Primary structure deduced from complementary DNA sequence and expression in cultured cells of mammalian 4-hydroxyphenylpyruvic acid dioxygenase. Evidence that the enzyme is a homodimer of identical subunits homologous to rat liver-specific alloantigen F.

4-Hydroxyphenylpyruvic acid dioxygenase is an important enzyme in tyrosine catabolism in most organisms. From porcine and human liver cDNA libraries we isolated complementary DNA inserts for the enzyme. Protein sequence analysis of the porcine enzyme revealed a block of the amino terminus of the mature enzyme. Comparison of the amino acid sequence determined by Edman degradation of peptides derived from porcine liver 4-hydroxyphenylpyruvic acid dioxygenase with the nucleotide sequences revealed the primary structure of the porcine and human enzymes. The mature human and porcine enzymes have an 89% amino acid sequence identity in amino acid residues and are composed of 392 amino acid residues.

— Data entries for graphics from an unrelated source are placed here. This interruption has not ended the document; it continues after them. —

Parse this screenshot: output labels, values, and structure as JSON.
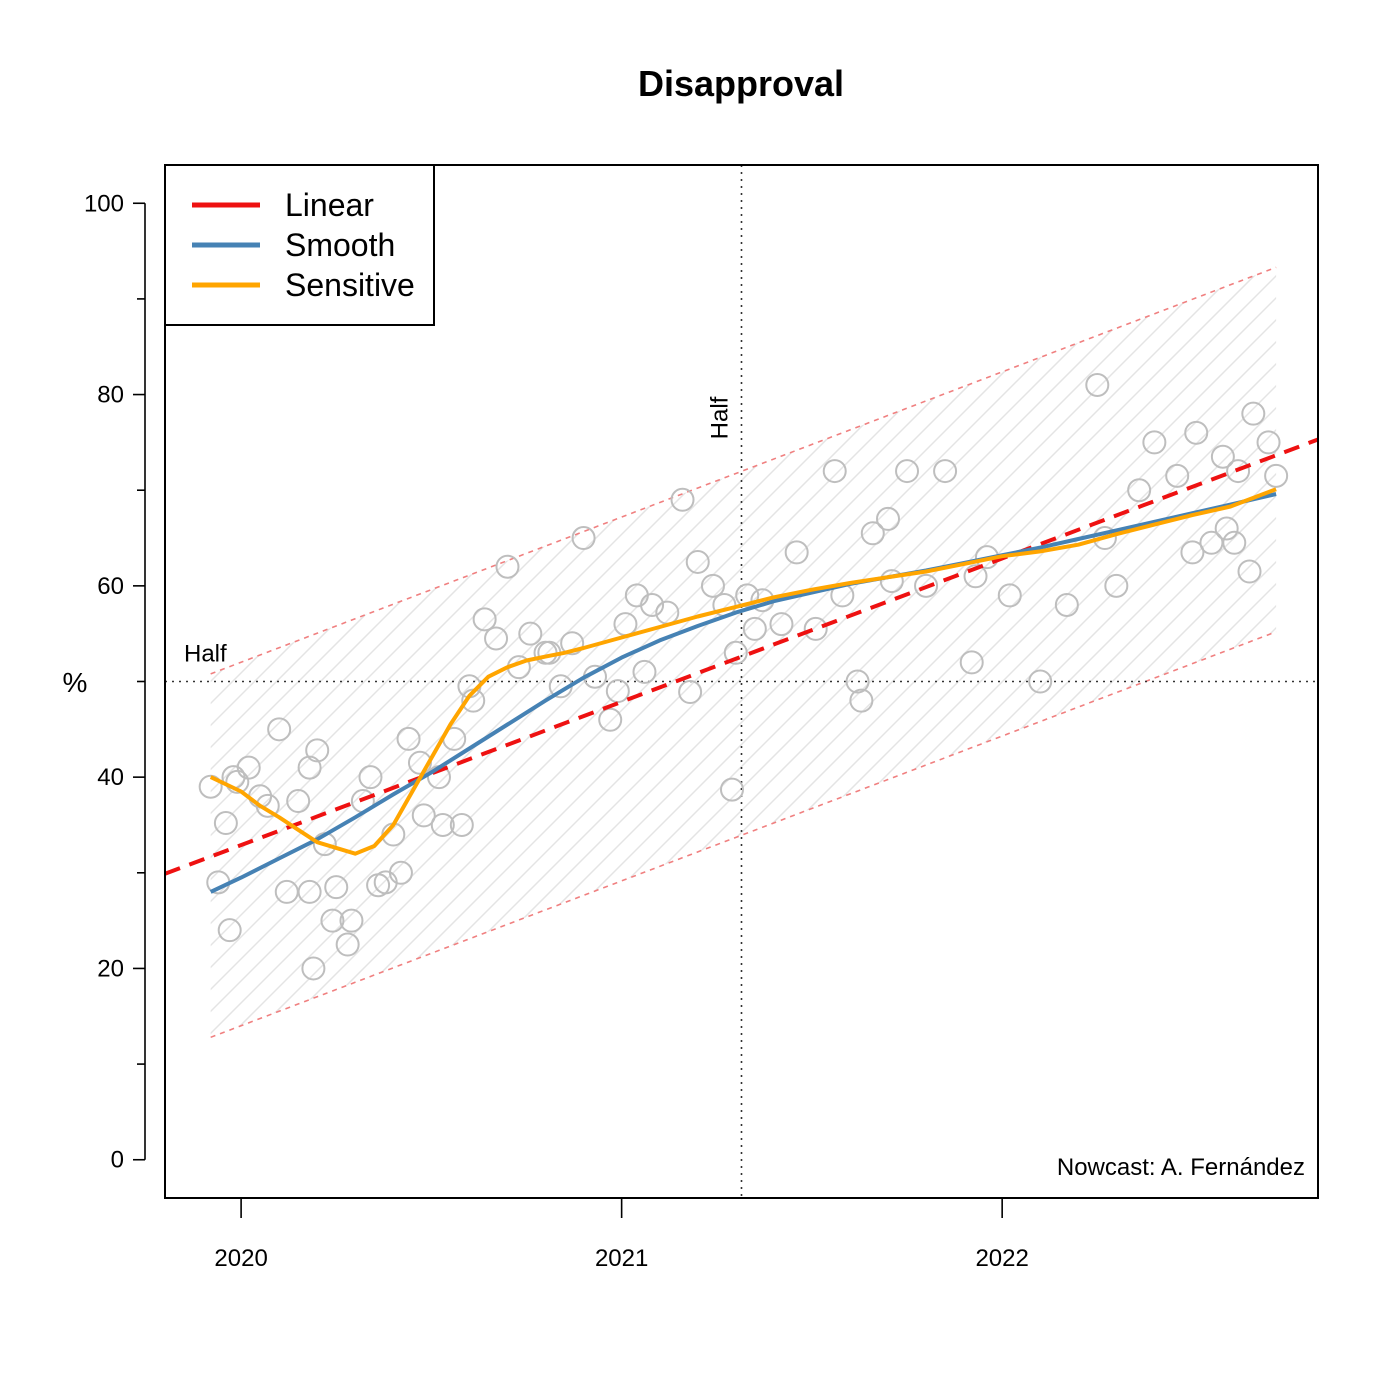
{
  "chart_data": {
    "type": "scatter",
    "title": "Disapproval",
    "xlabel": "",
    "ylabel": "%",
    "xlim": [
      2019.8,
      2022.83
    ],
    "ylim": [
      -4,
      104
    ],
    "x_ticks": [
      2020,
      2021,
      2022
    ],
    "x_tick_labels": [
      "2020",
      "2021",
      "2022"
    ],
    "y_ticks": [
      0,
      20,
      40,
      60,
      80,
      100
    ],
    "y_tick_labels": [
      "0",
      "20",
      "40",
      "60",
      "80",
      "100"
    ],
    "y_minor_ticks": [
      10,
      30,
      50,
      70,
      90
    ],
    "grid": false,
    "legend": {
      "position": "top-left",
      "entries": [
        {
          "label": "Linear",
          "color": "#ee1111",
          "style": "solid"
        },
        {
          "label": "Smooth",
          "color": "#4682b4",
          "style": "solid"
        },
        {
          "label": "Sensitive",
          "color": "#ffa500",
          "style": "solid"
        }
      ]
    },
    "reference_lines": {
      "horizontal": {
        "y": 50,
        "label": "Half"
      },
      "vertical": {
        "x": 2021.315,
        "label": "Half"
      }
    },
    "annotation": "Nowcast: A. Fernández",
    "band": {
      "x_start": 2019.92,
      "x_end": 2022.72,
      "lower_start": 12.8,
      "lower_end": 55.2,
      "upper_start": 50.8,
      "upper_end": 93.3,
      "color": "#f08080"
    },
    "series": [
      {
        "name": "Linear",
        "kind": "dashed-line",
        "color": "#ee1111",
        "x": [
          2019.8,
          2022.83
        ],
        "y": [
          29.9,
          75.3
        ]
      },
      {
        "name": "Smooth",
        "kind": "line",
        "color": "#4682b4",
        "x": [
          2019.92,
          2020.0,
          2020.1,
          2020.2,
          2020.3,
          2020.4,
          2020.5,
          2020.6,
          2020.7,
          2020.8,
          2020.9,
          2021.0,
          2021.1,
          2021.2,
          2021.3,
          2021.4,
          2021.5,
          2021.6,
          2021.7,
          2021.8,
          2021.9,
          2022.0,
          2022.1,
          2022.2,
          2022.3,
          2022.4,
          2022.5,
          2022.6,
          2022.72
        ],
        "y": [
          28,
          29.5,
          31.5,
          33.5,
          35.8,
          38.2,
          40.5,
          43,
          45.5,
          48,
          50.4,
          52.5,
          54.3,
          55.8,
          57.2,
          58.4,
          59.3,
          60.2,
          60.9,
          61.6,
          62.4,
          63.2,
          64,
          64.9,
          65.8,
          66.7,
          67.6,
          68.5,
          69.6
        ]
      },
      {
        "name": "Sensitive",
        "kind": "line",
        "color": "#ffa500",
        "x": [
          2019.92,
          2020.0,
          2020.05,
          2020.1,
          2020.15,
          2020.2,
          2020.25,
          2020.3,
          2020.35,
          2020.4,
          2020.45,
          2020.5,
          2020.55,
          2020.6,
          2020.65,
          2020.7,
          2020.75,
          2020.8,
          2020.85,
          2020.9,
          2021.0,
          2021.1,
          2021.2,
          2021.3,
          2021.4,
          2021.5,
          2021.6,
          2021.7,
          2021.8,
          2021.9,
          2022.0,
          2022.1,
          2022.2,
          2022.3,
          2022.4,
          2022.5,
          2022.6,
          2022.72
        ],
        "y": [
          40,
          38.5,
          37,
          35.8,
          34.5,
          33.2,
          32.6,
          32,
          32.8,
          35,
          38.5,
          42,
          45.5,
          48.5,
          50.5,
          51.5,
          52.2,
          52.6,
          53,
          53.5,
          54.6,
          55.7,
          56.8,
          57.8,
          58.8,
          59.6,
          60.3,
          60.9,
          61.5,
          62.3,
          63.1,
          63.6,
          64.3,
          65.4,
          66.4,
          67.4,
          68.3,
          70.1
        ]
      }
    ],
    "points": {
      "name": "Polls",
      "color": "#bebebe",
      "x": [
        2019.92,
        2019.98,
        2019.97,
        2020.02,
        2019.94,
        2019.99,
        2020.07,
        2020.12,
        2019.96,
        2020.05,
        2020.1,
        2020.18,
        2020.2,
        2020.22,
        2020.15,
        2020.25,
        2020.28,
        2020.32,
        2020.36,
        2020.4,
        2020.44,
        2020.48,
        2020.52,
        2020.56,
        2020.58,
        2020.61,
        2020.64,
        2020.67,
        2020.7,
        2020.73,
        2020.76,
        2020.8,
        2020.84,
        2020.87,
        2020.9,
        2020.93,
        2020.97,
        2021.01,
        2021.04,
        2021.08,
        2021.12,
        2021.16,
        2021.2,
        2021.24,
        2021.27,
        2021.3,
        2021.33,
        2021.37,
        2021.42,
        2021.46,
        2021.51,
        2021.56,
        2021.62,
        2021.66,
        2021.7,
        2021.75,
        2021.8,
        2021.85,
        2021.92,
        2021.96,
        2022.02,
        2022.1,
        2022.17,
        2022.25,
        2022.3,
        2022.4,
        2022.46,
        2022.5,
        2022.55,
        2022.58,
        2022.62,
        2022.66,
        2022.7,
        2022.72,
        2022.65,
        2022.61,
        2021.06,
        2021.18,
        2021.29,
        2020.18,
        2020.19,
        2020.42,
        2020.47,
        2020.53,
        2020.34,
        2020.38,
        2020.29,
        2020.24,
        2021.63,
        2021.93,
        2022.27,
        2022.36,
        2022.51,
        2022.59,
        2021.35,
        2021.58,
        2021.71,
        2020.81,
        2020.99,
        2020.6
      ],
      "y": [
        39,
        40,
        24,
        41,
        29,
        39.5,
        37,
        28,
        35.2,
        38,
        45,
        28,
        42.8,
        33,
        37.5,
        28.5,
        22.5,
        37.5,
        28.7,
        34,
        44,
        36,
        40,
        44,
        35,
        48,
        56.5,
        54.5,
        62,
        51.5,
        55,
        53,
        49.5,
        54,
        65,
        50.5,
        46,
        56,
        59,
        58,
        57.2,
        69,
        62.5,
        60,
        58,
        53,
        59,
        58.5,
        56,
        63.5,
        55.5,
        72,
        50,
        65.5,
        67,
        72,
        60,
        72,
        52,
        63,
        59,
        50,
        58,
        81,
        60,
        75,
        71.5,
        63.5,
        64.5,
        73.5,
        72,
        78,
        75,
        71.5,
        61.5,
        64.5,
        51,
        48.9,
        38.7,
        41,
        20,
        30,
        41.5,
        35,
        40,
        29,
        25,
        25,
        48,
        61,
        65,
        70,
        76,
        66,
        55.5,
        59,
        60.5,
        53,
        49,
        49.5
      ]
    }
  }
}
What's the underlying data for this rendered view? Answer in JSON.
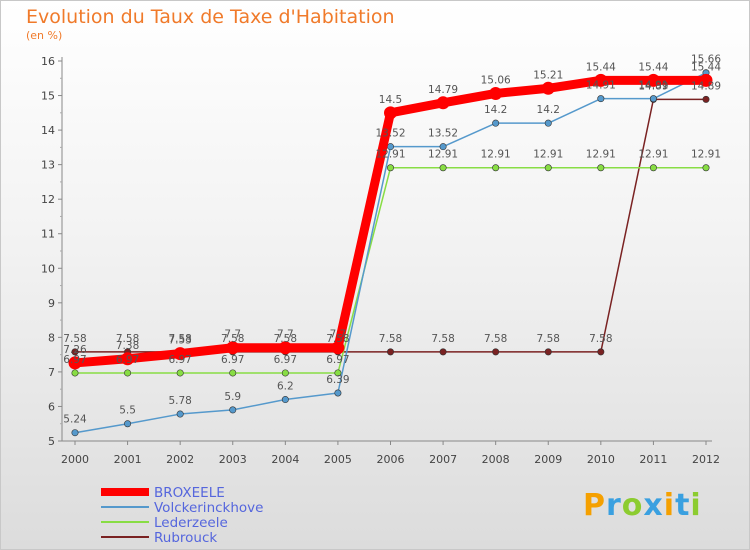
{
  "chart_data": {
    "type": "line",
    "title": "Evolution du Taux de Taxe d'Habitation",
    "subtitle": "(en %)",
    "x": [
      "2000",
      "2001",
      "2002",
      "2003",
      "2004",
      "2005",
      "2006",
      "2007",
      "2008",
      "2009",
      "2010",
      "2011",
      "2012"
    ],
    "ylim": [
      5,
      16
    ],
    "yticks": [
      "5",
      "6",
      "7",
      "8",
      "9",
      "10",
      "11",
      "12",
      "13",
      "14",
      "15",
      "16"
    ],
    "grid": false,
    "legend_position": "bottom-left",
    "series": [
      {
        "name": "BROXEELE",
        "color": "#ff0000",
        "values": [
          7.26,
          7.38,
          7.53,
          7.7,
          7.7,
          7.7,
          14.5,
          14.79,
          15.06,
          15.21,
          15.44,
          15.44,
          15.44
        ],
        "labels": [
          "7.26",
          "7.38",
          "7.53",
          "7.7",
          "7.7",
          "7.7",
          "14.5",
          "14.79",
          "15.06",
          "15.21",
          "15.44",
          "15.44",
          "15.44"
        ]
      },
      {
        "name": "Volckerinckhove",
        "color": "#5599cc",
        "values": [
          5.24,
          5.5,
          5.78,
          5.9,
          6.2,
          6.39,
          13.52,
          13.52,
          14.2,
          14.2,
          14.91,
          14.91,
          15.66
        ],
        "labels": [
          "5.24",
          "5.5",
          "5.78",
          "5.9",
          "6.2",
          "6.39",
          "13.52",
          "13.52",
          "14.2",
          "14.2",
          "14.91",
          "14.91",
          "15.66"
        ]
      },
      {
        "name": "Lederzeele",
        "color": "#88dd44",
        "values": [
          6.97,
          6.97,
          6.97,
          6.97,
          6.97,
          6.97,
          12.91,
          12.91,
          12.91,
          12.91,
          12.91,
          12.91,
          12.91
        ],
        "labels": [
          "6.97",
          "6.97",
          "6.97",
          "6.97",
          "6.97",
          "6.97",
          "12.91",
          "12.91",
          "12.91",
          "12.91",
          "12.91",
          "12.91",
          "12.91"
        ]
      },
      {
        "name": "Rubrouck",
        "color": "#7a2222",
        "values": [
          7.58,
          7.58,
          7.58,
          7.58,
          7.58,
          7.58,
          7.58,
          7.58,
          7.58,
          7.58,
          7.58,
          14.89,
          14.89
        ],
        "labels": [
          "7.58",
          "7.58",
          "7.58",
          "7.58",
          "7.58",
          "7.58",
          "7.58",
          "7.58",
          "7.58",
          "7.58",
          "7.58",
          "14.89",
          "14.89"
        ]
      }
    ]
  },
  "logo": {
    "letters": [
      "P",
      "r",
      "o",
      "x",
      "i",
      "t",
      "i"
    ],
    "colors": [
      "#f5a000",
      "#3aa0e0",
      "#8ccc30",
      "#3aa0e0",
      "#f5a000",
      "#3aa0e0",
      "#8ccc30"
    ]
  }
}
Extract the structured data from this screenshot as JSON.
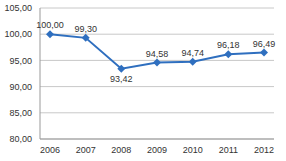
{
  "chart_data": {
    "type": "line",
    "categories": [
      "2006",
      "2007",
      "2008",
      "2009",
      "2010",
      "2011",
      "2012"
    ],
    "values": [
      100.0,
      99.3,
      93.42,
      94.58,
      94.74,
      96.18,
      96.49
    ],
    "value_labels": [
      "100,00",
      "99,30",
      "93,42",
      "94,58",
      "94,74",
      "96,18",
      "96,49"
    ],
    "color": "#2f6fbf",
    "marker": "diamond",
    "ylim": [
      80,
      105
    ],
    "yticks": [
      {
        "value": 80,
        "label": "80,00"
      },
      {
        "value": 85,
        "label": "85,00"
      },
      {
        "value": 90,
        "label": "90,00"
      },
      {
        "value": 95,
        "label": "95,00"
      },
      {
        "value": 100,
        "label": "100,00"
      },
      {
        "value": 105,
        "label": "105,00"
      }
    ],
    "grid": true,
    "data_labels": true
  }
}
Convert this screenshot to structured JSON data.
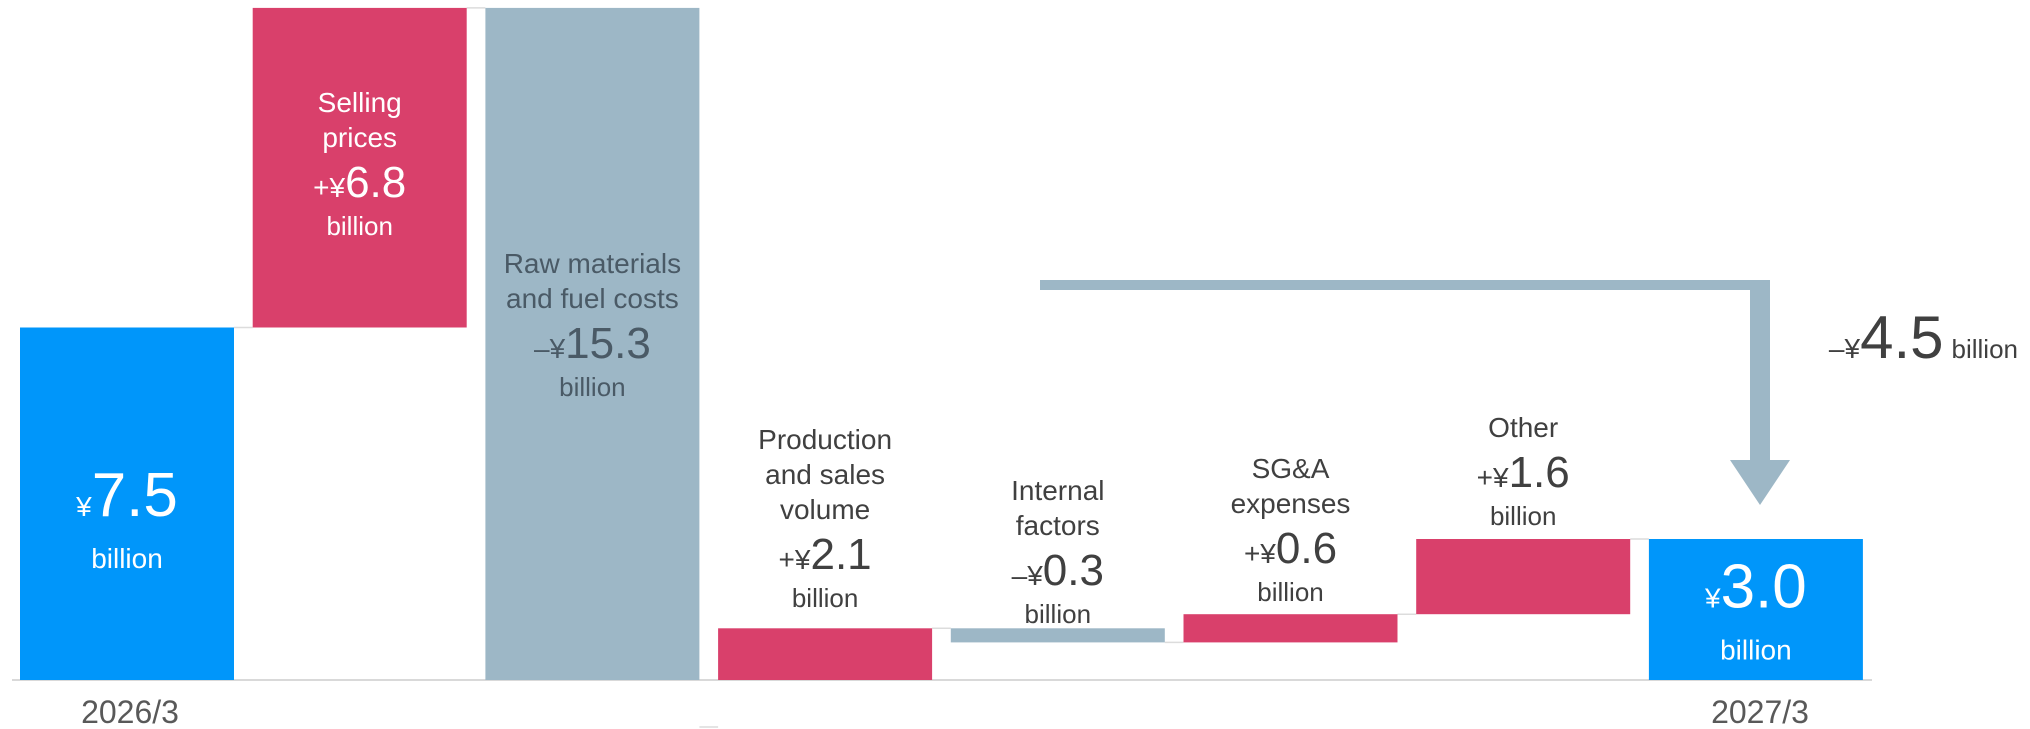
{
  "chart_data": {
    "type": "waterfall",
    "unit_note": "billion yen",
    "ylim": [
      0,
      16.5
    ],
    "bars": [
      {
        "key": "start",
        "kind": "total",
        "start": 0,
        "end": 7.5,
        "color": "#0096FA",
        "label_lines": [],
        "sign": "",
        "amount": "7.5",
        "unit": "billion",
        "tick": "2026/3"
      },
      {
        "key": "selling",
        "kind": "increase",
        "start": 7.5,
        "end": 14.3,
        "color": "#D9406B",
        "label_lines": [
          "Selling",
          "prices"
        ],
        "sign": "+",
        "amount": "6.8",
        "unit": "billion",
        "tick": ""
      },
      {
        "key": "raw",
        "kind": "decrease",
        "start": 14.3,
        "end": -1.0,
        "color": "#9DB7C6",
        "label_lines": [
          "Raw materials",
          "and fuel costs"
        ],
        "sign": "–",
        "amount": "15.3",
        "unit": "billion",
        "tick": ""
      },
      {
        "key": "production",
        "kind": "increase",
        "start": -1.0,
        "end": 1.1,
        "color": "#D9406B",
        "label_lines": [
          "Production",
          "and sales",
          "volume"
        ],
        "sign": "+",
        "amount": "2.1",
        "unit": "billion",
        "tick": ""
      },
      {
        "key": "internal",
        "kind": "decrease",
        "start": 1.1,
        "end": 0.8,
        "color": "#9DB7C6",
        "label_lines": [
          "Internal",
          "factors"
        ],
        "sign": "–",
        "amount": "0.3",
        "unit": "billion",
        "tick": ""
      },
      {
        "key": "sga",
        "kind": "increase",
        "start": 0.8,
        "end": 1.4,
        "color": "#D9406B",
        "label_lines": [
          "SG&A",
          "expenses"
        ],
        "sign": "+",
        "amount": "0.6",
        "unit": "billion",
        "tick": ""
      },
      {
        "key": "other",
        "kind": "increase",
        "start": 1.4,
        "end": 3.0,
        "color": "#D9406B",
        "label_lines": [
          "Other"
        ],
        "sign": "+",
        "amount": "1.6",
        "unit": "billion",
        "tick": ""
      },
      {
        "key": "end",
        "kind": "total",
        "start": 0,
        "end": 3.0,
        "color": "#0096FA",
        "label_lines": [],
        "sign": "",
        "amount": "3.0",
        "unit": "billion",
        "tick": "2027/3"
      }
    ],
    "change_callout": {
      "sign": "–",
      "amount": "4.5",
      "unit": "billion",
      "color": "#9DB7C6"
    }
  }
}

A computer-assisted homology search revealed that the enzyme is 88% identical in amino acid sequence to rat liver-specific alloantigen F. A monoclonal antibody (mob 51), which can immunoprecipitate both the human and porcine enzymes, was developed. Cultured BMT-10 cells transfected with the cDNA insert of the human enzyme, using the expression vector pCAGGSneodE, produced a polypeptide with an M(r) of 43,000, which was immunoprecipitated with mob 51. Enzymic activity of the enzyme was detected in the transfected cells but not in the mock transfected cells. These findings suggest that the human 4-hydroxyphenylpyruvic acid dioxygenase is a homodimer of two identical subunits with an M(r) of 43,000. Liver-specific alloantigen F seems to be closely related to the enzyme or possibly to the subunit of the enzyme itself. Elucidation of the complete amino acid sequence of the enzyme is expected to reveal structure-function relationships of this metabolically important enzyme and to shed light on inherited disorders related to tyrosine metabolism, especially tyrosinemia types 1 and 3.